Your Holiness, how do you do it? How do you communicate with 1.2 billion Catholics spreading from Oceania to Brazil and ensure that you are understood?

The avenues are varied and the resources invested are substantial.

Every Wednesday at 9:30 a.m. during the General Audience on St. Peter’s Square, following the more official catechesis, His Holiness addresses the pilgrims with questions and improvised dialogue that capture his listeners. These are tricky sections to translate, Radio Vatican’s translators get busy thinking about the meaning of the statements as well as the culture to which they will be transmitted, then provide the foreign language deliverable. The 400 employees from Radio Vatican come from 40 different countries and the radio content is translated into 44 languages (three types of English: World, Africa and Asia). The translations are sent to 39 radio programs around the world.


The General Audience often lasts until noon. All that is spoken by the Pope is transcribed and subsequently translated. Rumors say that the Vatican will run out of archiving room soon!

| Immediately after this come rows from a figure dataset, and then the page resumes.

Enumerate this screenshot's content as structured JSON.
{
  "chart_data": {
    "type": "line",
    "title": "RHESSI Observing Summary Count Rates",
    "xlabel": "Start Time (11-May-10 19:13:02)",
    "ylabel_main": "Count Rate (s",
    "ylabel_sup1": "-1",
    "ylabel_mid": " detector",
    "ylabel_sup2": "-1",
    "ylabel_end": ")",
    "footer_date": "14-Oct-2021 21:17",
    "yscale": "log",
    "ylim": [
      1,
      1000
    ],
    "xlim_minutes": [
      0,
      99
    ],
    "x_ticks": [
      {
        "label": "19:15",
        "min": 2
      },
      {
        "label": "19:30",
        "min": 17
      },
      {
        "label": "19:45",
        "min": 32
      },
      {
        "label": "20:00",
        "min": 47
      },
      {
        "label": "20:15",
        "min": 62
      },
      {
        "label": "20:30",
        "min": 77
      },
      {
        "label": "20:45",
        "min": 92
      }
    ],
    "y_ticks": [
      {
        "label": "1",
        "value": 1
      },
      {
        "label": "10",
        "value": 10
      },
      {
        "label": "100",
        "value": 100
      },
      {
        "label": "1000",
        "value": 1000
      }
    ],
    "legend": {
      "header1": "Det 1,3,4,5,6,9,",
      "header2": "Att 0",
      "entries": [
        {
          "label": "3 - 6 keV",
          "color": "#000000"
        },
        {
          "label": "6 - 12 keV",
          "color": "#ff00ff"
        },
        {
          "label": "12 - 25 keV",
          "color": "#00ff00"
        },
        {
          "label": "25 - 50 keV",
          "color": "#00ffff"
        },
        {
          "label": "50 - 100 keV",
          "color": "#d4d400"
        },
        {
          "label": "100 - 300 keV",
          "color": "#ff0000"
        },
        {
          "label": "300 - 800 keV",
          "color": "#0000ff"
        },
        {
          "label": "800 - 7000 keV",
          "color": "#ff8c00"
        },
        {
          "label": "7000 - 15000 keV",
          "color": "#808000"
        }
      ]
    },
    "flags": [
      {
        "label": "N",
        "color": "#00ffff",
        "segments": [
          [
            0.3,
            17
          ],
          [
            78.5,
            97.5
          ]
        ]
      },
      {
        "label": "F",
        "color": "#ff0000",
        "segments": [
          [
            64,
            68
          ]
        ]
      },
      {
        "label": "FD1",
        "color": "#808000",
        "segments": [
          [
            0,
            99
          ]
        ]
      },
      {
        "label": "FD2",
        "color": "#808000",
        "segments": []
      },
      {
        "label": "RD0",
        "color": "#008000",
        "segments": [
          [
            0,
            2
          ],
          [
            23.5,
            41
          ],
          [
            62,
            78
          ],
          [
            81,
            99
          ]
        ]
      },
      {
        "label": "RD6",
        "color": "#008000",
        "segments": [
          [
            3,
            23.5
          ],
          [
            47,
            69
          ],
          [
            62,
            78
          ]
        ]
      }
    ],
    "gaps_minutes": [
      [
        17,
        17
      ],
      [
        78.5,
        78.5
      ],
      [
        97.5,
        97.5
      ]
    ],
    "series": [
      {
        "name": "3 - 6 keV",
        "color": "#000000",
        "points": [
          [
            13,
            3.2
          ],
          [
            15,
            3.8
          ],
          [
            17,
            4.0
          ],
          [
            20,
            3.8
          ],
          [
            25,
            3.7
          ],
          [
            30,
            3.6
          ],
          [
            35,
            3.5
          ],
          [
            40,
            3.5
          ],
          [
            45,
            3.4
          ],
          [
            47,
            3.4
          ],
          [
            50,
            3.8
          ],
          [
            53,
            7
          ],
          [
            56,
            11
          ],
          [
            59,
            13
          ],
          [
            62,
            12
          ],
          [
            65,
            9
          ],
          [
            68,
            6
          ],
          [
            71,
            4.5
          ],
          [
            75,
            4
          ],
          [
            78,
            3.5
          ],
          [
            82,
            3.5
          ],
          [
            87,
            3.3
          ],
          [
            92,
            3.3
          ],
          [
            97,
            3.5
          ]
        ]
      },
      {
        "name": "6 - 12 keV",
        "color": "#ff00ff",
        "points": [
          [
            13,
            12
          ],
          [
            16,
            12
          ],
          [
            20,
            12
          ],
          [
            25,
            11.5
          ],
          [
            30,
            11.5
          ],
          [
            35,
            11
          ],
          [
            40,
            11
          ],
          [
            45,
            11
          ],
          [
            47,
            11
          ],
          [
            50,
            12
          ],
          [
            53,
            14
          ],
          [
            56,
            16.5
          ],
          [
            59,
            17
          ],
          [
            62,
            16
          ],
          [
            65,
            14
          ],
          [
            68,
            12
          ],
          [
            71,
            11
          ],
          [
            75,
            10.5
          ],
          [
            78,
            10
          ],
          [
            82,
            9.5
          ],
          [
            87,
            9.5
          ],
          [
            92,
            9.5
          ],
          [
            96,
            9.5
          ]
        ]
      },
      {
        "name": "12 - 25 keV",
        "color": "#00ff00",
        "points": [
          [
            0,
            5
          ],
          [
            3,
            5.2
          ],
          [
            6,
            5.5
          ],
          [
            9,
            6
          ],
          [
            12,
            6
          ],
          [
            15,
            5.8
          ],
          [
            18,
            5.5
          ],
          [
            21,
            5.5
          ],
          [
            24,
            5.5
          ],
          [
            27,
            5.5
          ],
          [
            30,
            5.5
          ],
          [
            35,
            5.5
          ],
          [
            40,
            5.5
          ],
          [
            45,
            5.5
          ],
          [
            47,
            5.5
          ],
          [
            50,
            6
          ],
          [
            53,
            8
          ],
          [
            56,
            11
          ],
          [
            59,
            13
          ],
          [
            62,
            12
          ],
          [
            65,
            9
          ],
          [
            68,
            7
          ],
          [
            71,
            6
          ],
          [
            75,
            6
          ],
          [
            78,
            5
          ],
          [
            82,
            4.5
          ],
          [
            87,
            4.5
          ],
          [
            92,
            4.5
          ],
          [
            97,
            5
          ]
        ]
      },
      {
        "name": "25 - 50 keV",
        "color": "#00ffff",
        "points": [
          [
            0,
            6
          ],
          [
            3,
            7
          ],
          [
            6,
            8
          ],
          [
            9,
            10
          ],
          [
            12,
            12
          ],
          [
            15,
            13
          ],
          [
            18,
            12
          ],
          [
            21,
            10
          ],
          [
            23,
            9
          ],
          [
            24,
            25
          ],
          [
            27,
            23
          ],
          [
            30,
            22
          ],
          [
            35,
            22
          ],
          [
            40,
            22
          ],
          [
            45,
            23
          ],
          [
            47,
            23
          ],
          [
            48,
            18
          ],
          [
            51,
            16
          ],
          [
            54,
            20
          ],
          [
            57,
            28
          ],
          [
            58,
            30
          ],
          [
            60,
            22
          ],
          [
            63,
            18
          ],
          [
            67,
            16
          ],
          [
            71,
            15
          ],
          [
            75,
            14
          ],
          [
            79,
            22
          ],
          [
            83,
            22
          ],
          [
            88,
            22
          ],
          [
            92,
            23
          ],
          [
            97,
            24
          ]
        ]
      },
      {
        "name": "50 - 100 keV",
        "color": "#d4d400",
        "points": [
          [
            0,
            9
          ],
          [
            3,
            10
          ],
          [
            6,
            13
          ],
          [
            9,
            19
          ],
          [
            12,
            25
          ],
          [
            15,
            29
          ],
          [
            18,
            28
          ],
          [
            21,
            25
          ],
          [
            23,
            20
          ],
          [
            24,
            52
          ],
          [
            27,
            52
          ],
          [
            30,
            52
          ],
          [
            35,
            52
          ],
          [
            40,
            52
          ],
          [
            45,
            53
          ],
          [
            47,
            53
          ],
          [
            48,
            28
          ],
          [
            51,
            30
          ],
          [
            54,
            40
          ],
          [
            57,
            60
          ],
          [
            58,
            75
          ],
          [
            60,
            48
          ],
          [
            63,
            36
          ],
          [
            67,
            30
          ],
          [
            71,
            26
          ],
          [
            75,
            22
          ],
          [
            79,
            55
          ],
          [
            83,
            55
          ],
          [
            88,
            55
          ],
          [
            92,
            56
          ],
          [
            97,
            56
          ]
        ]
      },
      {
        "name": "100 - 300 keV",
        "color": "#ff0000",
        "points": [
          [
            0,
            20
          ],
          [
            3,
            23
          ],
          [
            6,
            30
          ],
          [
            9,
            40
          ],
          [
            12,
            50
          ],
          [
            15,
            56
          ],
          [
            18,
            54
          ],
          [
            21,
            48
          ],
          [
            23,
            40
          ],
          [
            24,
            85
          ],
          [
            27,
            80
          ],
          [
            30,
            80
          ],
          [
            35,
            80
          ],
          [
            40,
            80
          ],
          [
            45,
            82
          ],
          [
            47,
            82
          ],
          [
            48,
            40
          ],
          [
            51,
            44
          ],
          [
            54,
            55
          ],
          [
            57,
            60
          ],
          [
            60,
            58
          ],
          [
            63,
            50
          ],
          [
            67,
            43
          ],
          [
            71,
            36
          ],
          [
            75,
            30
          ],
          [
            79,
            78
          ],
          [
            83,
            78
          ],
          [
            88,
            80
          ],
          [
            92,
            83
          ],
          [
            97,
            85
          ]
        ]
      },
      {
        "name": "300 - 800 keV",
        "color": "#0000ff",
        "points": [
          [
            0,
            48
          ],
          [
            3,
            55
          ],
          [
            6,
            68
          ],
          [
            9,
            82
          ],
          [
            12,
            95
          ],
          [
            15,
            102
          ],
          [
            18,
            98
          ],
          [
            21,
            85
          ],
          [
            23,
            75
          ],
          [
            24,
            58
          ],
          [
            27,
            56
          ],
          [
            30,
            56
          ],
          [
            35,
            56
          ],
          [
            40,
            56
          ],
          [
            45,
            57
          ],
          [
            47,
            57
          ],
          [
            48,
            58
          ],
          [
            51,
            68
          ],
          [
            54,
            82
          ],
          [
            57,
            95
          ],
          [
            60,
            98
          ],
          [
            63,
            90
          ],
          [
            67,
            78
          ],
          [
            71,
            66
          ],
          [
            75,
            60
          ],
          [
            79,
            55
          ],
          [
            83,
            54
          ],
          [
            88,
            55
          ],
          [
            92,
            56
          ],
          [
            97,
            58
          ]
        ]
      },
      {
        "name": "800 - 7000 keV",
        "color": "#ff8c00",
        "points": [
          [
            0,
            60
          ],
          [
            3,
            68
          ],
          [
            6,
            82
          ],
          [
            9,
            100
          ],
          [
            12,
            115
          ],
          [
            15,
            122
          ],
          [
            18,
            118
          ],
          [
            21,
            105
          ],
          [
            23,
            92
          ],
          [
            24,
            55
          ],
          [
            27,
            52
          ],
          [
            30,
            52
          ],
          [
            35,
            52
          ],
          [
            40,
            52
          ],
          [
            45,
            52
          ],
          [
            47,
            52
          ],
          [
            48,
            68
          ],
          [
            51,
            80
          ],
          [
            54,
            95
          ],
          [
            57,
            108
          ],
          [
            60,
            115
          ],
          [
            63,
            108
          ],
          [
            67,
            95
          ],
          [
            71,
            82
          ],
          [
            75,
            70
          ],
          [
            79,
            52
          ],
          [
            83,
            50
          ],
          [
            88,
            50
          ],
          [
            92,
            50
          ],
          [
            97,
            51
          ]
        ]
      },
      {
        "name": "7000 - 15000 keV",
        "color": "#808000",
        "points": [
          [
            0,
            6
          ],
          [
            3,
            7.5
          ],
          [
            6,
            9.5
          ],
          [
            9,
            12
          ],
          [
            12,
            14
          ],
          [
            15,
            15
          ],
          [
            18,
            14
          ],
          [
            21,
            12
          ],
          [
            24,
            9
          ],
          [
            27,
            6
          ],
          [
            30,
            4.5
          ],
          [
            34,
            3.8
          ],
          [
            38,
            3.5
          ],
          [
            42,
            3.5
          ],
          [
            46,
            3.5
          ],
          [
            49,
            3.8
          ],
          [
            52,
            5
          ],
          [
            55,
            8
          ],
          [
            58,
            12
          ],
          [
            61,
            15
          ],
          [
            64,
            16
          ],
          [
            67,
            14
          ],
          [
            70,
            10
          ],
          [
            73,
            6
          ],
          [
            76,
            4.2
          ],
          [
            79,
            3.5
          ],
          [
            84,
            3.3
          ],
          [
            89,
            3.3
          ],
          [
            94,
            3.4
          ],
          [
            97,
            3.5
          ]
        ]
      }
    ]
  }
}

13,005,370: is the official number of followers @Pontifex had as of April 2014. These numbers are at the levels of Beyoncé Knowels’ followers. Not only that, the @Pontifex tweets are translated into 9 languages including Latin and are read in all corners of the globe. The Pope’s Spanish feed (@Pontifex_es) is the most popular on the social network, with 5.4 million followers. @Pontifex has 3.9 million followers in English, 1.6 in Italian, 1 million in Portuguese, 259,042 in French, 236,808 in Latin, 215,082 in Polish, 183,363 in German and 122,344 in Arabic. (Fox News, April 16, 2014). The content across international twitter accounts seems to match, the latest one on May 1: “I ask everyone with political responsibility to remember two things: human dignity and the common good.” Viva il Papa!

Facebook is covered too, though the Vatican page does not nearly have as many followers as Pope Francis’ Community Page. The translation of the Vatican’s website is offered in nine languages; the latest tweet from @Pontifex runs through the top, in the matching language. The latest General Audience is there too, the link directs to the Vatican Radio.

Last but not least, there is the Vatican’s YouTube channel, one for nine different languages.  All major papal events can be found there, including all his General Audiences. They do not require translation because Fathers from all across the world read in their own language.  After this, the Fathers address the Pope in their own language, the catechesis is then ended with the Our Father sung by everyone in Latin. The Pope then proceeds to interacting with the pilgrims, without script.

Your Holiness, we are so very impressed.